Jednomandatowe Okręgi Wyborcze - JOW-y. Zdaniem ich obrońców i zwolenników mają one stanowić remedium na deficyt demokratyczny. Obrońcy i zwolennicy JOW-ów twierdzą, iż jednomandatowe okręgi wyborcze umożliwią polskim obywatelom i wyborcom większy wpływ na parlamentarzystów. Albowiem, zgodnie z takim tokiem rozumowania, poseł czy senator musiałby bardziej liczyć się z opinią mieszkańców swojego okręgu (czyli wyborców, którzy mogą na niego zagłosować albo nie zagłosować), niż z opinią liderów ugrupowania politycznego, do którego należy.
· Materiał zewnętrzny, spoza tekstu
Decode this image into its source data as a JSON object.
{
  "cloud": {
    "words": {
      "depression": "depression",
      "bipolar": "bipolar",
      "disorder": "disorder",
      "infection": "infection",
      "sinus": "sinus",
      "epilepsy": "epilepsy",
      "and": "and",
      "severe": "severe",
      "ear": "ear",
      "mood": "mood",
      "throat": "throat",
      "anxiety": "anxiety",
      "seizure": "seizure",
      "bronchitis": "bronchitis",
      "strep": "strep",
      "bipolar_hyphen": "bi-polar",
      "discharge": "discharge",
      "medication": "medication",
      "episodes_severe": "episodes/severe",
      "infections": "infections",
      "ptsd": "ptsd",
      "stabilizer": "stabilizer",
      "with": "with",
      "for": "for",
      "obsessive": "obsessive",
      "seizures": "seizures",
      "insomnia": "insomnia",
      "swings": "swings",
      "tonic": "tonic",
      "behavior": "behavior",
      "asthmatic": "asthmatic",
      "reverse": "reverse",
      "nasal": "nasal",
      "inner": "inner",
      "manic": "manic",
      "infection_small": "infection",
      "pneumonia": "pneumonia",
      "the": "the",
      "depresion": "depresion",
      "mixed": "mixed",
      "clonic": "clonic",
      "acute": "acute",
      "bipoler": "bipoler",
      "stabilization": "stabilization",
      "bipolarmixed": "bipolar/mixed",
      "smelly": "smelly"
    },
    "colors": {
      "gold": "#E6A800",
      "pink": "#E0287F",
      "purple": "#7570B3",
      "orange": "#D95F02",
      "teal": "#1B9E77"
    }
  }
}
A więc JOW-y miałyby być taką metodą wyborczą, która doprowadzi do tego, iż to wyłącznie wyborcy i obywatele (a nie liderzy partyjni) będą decydowali kto zostanie parlamentarzystą, a kto nie; z kolei parlamentarzyści będą musieli słuchać obywateli swoich okręgów, co umożliwi obywatelom RP i wyborcom pełną kontrolę nad pracą Sejmu i nad procesem decyzyjnym w Polsce.
Jestem przeciwnikiem wprowadzenia okręgów jednomandatowych w Polsce. Albowiem, w mojej opinii, JOW-y nie są remedium na deficyt demokratyczny, a być może wręcz przeciwnie. Zaś uniezależnienie posłów od swoich liderów partyjnych, czy też odpartyjnienie wyborów parlamentarnych w systemie jednomandatowych okręgów wyborczych to mit, nie mający pokrycia w rzeczywistości (co zresztą da się zaobserwować w krajach, gdzie jednomandatowe okręgi wyborcze zostały przyjęte).
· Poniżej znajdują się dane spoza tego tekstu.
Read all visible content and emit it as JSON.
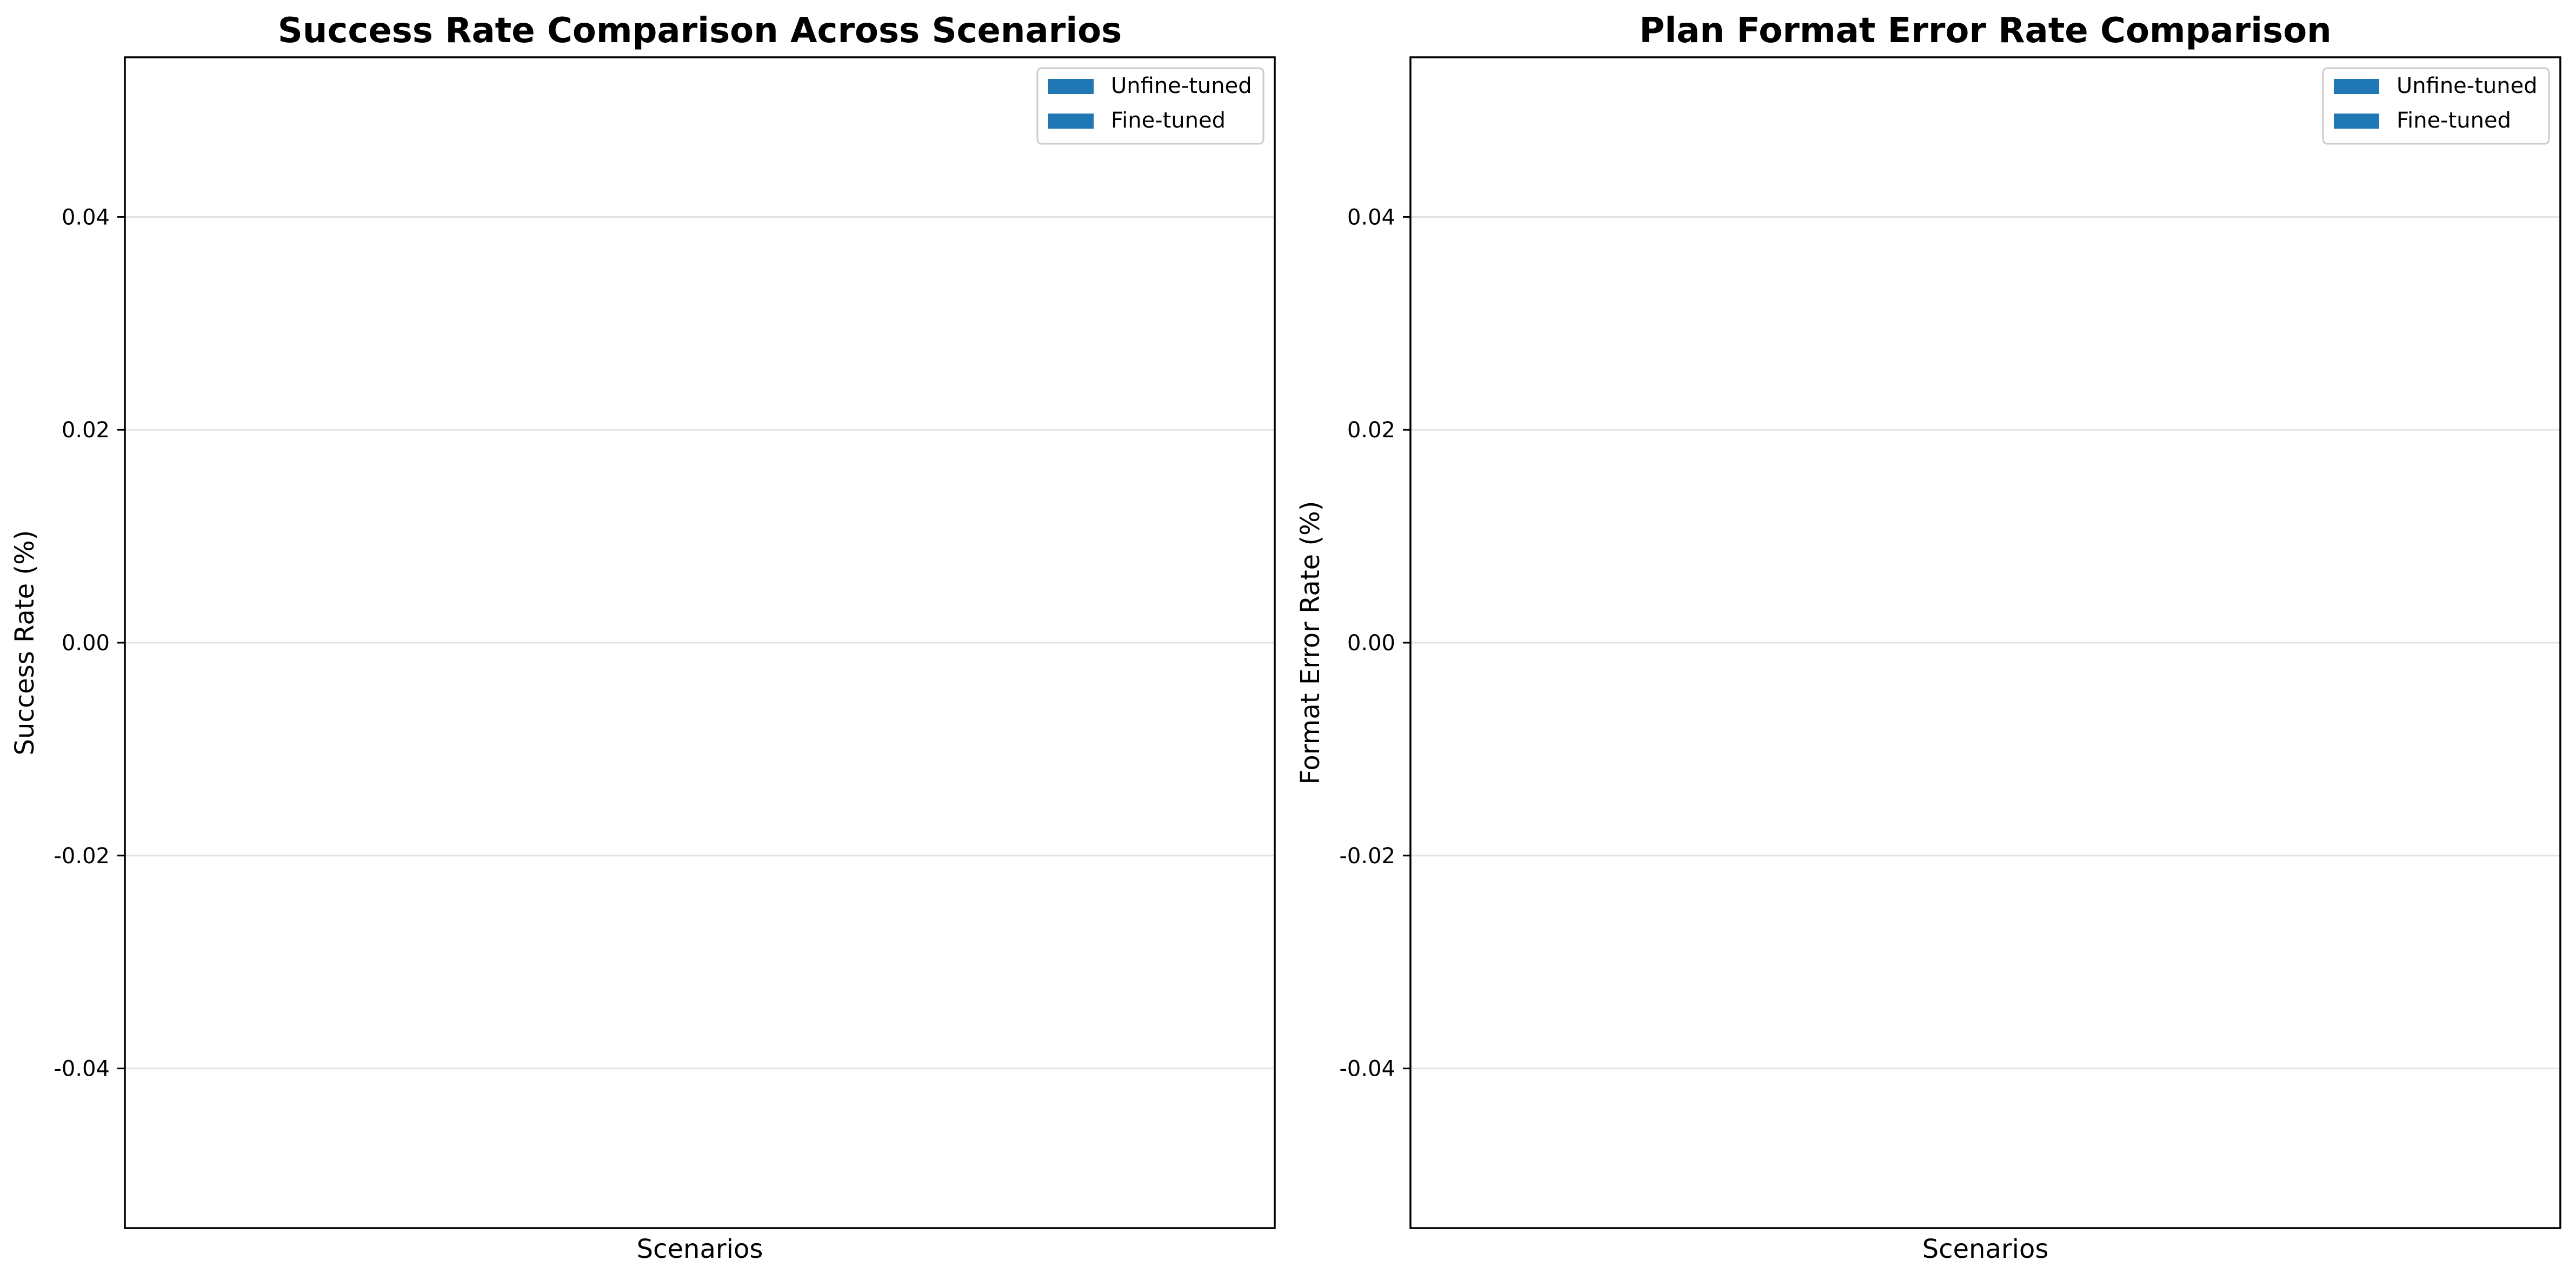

Zwolennicy JOW-ów twierdzą, że jednomandatowe okręgi wyborcze otworzą drogę do parlamentu każdemu, kto przekona do siebie wyborców. Czy można więc w przypadku wprowadzenia JOW-ów w Polsce wyobrazić sobie niezależnych, czy po prostu obywatelskich kandydatów na posłów i senatorów? Absolutnie nie.
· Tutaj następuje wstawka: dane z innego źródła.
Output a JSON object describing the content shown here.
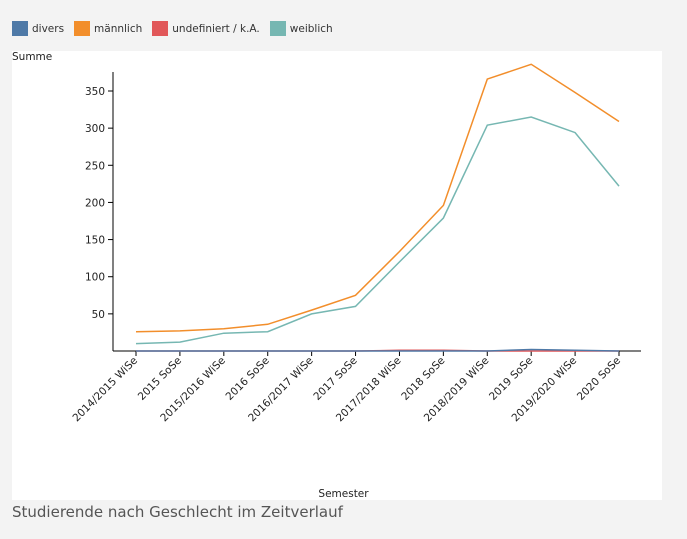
{
  "legend": [
    {
      "label": "divers",
      "color": "#4e79a7"
    },
    {
      "label": "männlich",
      "color": "#f28e2b"
    },
    {
      "label": "undefiniert / k.A.",
      "color": "#e15759"
    },
    {
      "label": "weiblich",
      "color": "#76b7b2"
    }
  ],
  "chart_data": {
    "type": "line",
    "title": "Studierende nach Geschlecht im Zeitverlauf",
    "xlabel": "Semester",
    "ylabel": "Summe",
    "categories": [
      "2014/2015 WiSe",
      "2015 SoSe",
      "2015/2016 WiSe",
      "2016 SoSe",
      "2016/2017 WiSe",
      "2017 SoSe",
      "2017/2018 WiSe",
      "2018 SoSe",
      "2018/2019 WiSe",
      "2019 SoSe",
      "2019/2020 WiSe",
      "2020 SoSe"
    ],
    "ylim": [
      0,
      385
    ],
    "yticks": [
      50,
      100,
      150,
      200,
      250,
      300,
      350
    ],
    "grid": false,
    "legend_position": "top-left",
    "series": [
      {
        "name": "divers",
        "color": "#4e79a7",
        "values": [
          0,
          0,
          0,
          0,
          0,
          0,
          0,
          0,
          0,
          2,
          1,
          0
        ]
      },
      {
        "name": "männlich",
        "color": "#f28e2b",
        "values": [
          26,
          27,
          30,
          36,
          55,
          75,
          134,
          196,
          366,
          386,
          348,
          309
        ]
      },
      {
        "name": "undefiniert / k.A.",
        "color": "#e15759",
        "values": [
          0,
          0,
          0,
          0,
          0,
          0,
          1,
          1,
          0,
          0,
          0,
          0
        ]
      },
      {
        "name": "weiblich",
        "color": "#76b7b2",
        "values": [
          10,
          12,
          24,
          26,
          50,
          60,
          120,
          179,
          304,
          315,
          294,
          222
        ]
      }
    ]
  }
}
W systemie JOW-oskim swą kandydaturę może przedstawić każdy - to fakt. Jednak pozostają jeszcze tzw. realia, wynikające z wymogów związanych z prowadzeniem kampanii wyborczej. Mówiąc wprost, wypromowanie kandydata wiąże się z wysokimi kosztami, zwłaszcza jeśli ów kandydat chce sprostać logistycznym wymogom działań promocyjnych. Spoty telewizyjne i radiowe, bilbordy, plakaty, ulotki, wynajem lokalu wyborczego, wynajem sal na spotkania wyborcze, catering itd. - to wszystko niesie za sobą wysokie koszty i bez wątpienia wymaga wysokich nakładów finansowych. A więc trudno sobie wyobrazić, iż przeciętny obywatel zarabiający średnią krajową będzie w stanie ponieść finansowe koszty związane z autopromocją i kampanią wyborczą. JOW-y nie otworzą drogi do parlamentu każdemu, lecz tylko temu, kogo będzie stać na zapłacenie sobie za kampanię wyborczą albo temu, komu ktoś (czy też jakaś partia) zapłaci za kampanię wyborczą.
Jednomandatowe okręgi wyborcze w żaden sposób nie doprowadzą do uniezależnienia kandydatów na parlamentarzystów od partii politycznych. Kandydat będzie zabiegał o głos wyborców w swoim okręgu wyborczym, ale o środki na kampanię wyborczą kandydat będzie już musiał zabiegać u lidera, czy liderów partii politycznej, której będzie kandydatem. Z kolei jako parlamentarzysta, w przypadku chęci wzięcia udziału w kolejnym wyścigu wyborczym, poseł czy senator będzie musiał starać się, aby partia, która mu zorganizowała kampanię wyborczą i za nią zapłaciła, była z niego zadowolona. Tak więc nie może być mowy o niezależności parlamentarzystów od politycznych ugrupowań. Albowiem posłem czy senatorem będzie ten, któremu ktoś za kampanię wyborczą zapłaci i kampanię wyborczą zorganizuje.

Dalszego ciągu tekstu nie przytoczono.